Despite the victory, Alabama struggled the rest of the season, beginning with the subsequent Saturday, a 14-10 loss to Vanderbilt. For the first time since 1958, the Tide lost to both Tennessee and Auburn, and closed the year with a 47-33 defeat to Colorado in the Liberty Bowl. The 6-5 finish was the Tide’s worst record since the 5-4-1 finish in 1958, Bryant’s first at Alabama.
Ole Miss went the opposite direction, didn’t lose another Southeastern Conference game and defeated Arkansas in the Sugar Bowl, 27-22, to finish 8-3.

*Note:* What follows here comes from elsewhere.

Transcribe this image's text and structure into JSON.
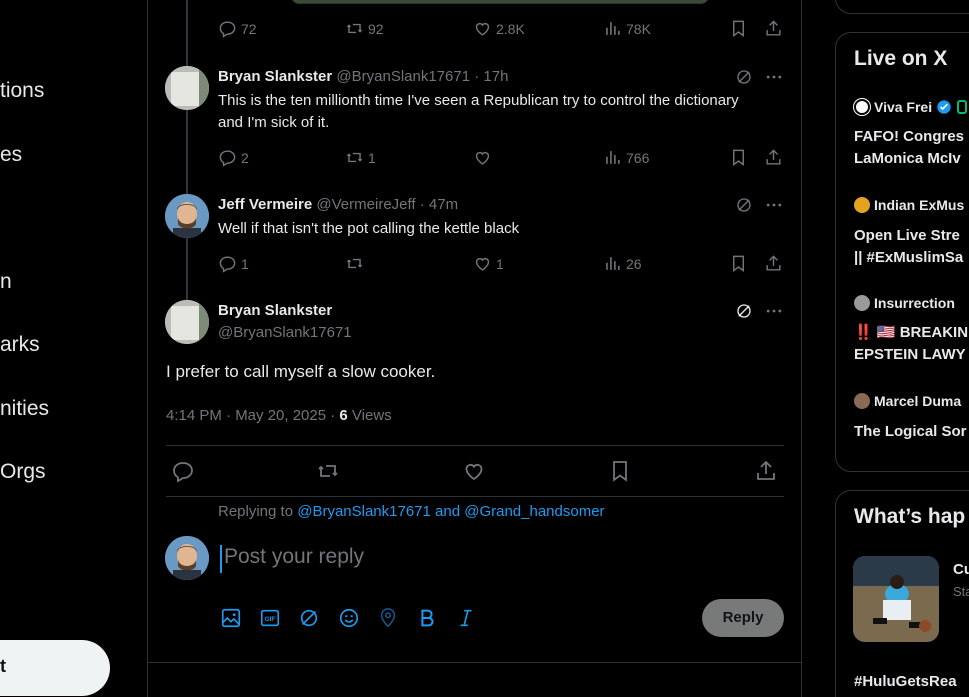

Manning was named first-team All-American, and finished fourth in Heisman Trophy voting (he placed third in 1970). His No. 18 was the only number retired by Ole Miss until Chucky Mullins’ No. 38 in 2006.
“I have told my boys this," said Manning, “when Eli got to Ole Miss, he was looking through the media guide and called me and said, ‘Dad, your numbers weren’t very good,’ and I said, ‘Eli, we didn’t throw the ball that much.’
“If you threw for 160 or 170 yards per game in the ’60s and the ’70s, that was a good day. That night against Alabama was kind of a freak thing.”
One that has stood the test of time.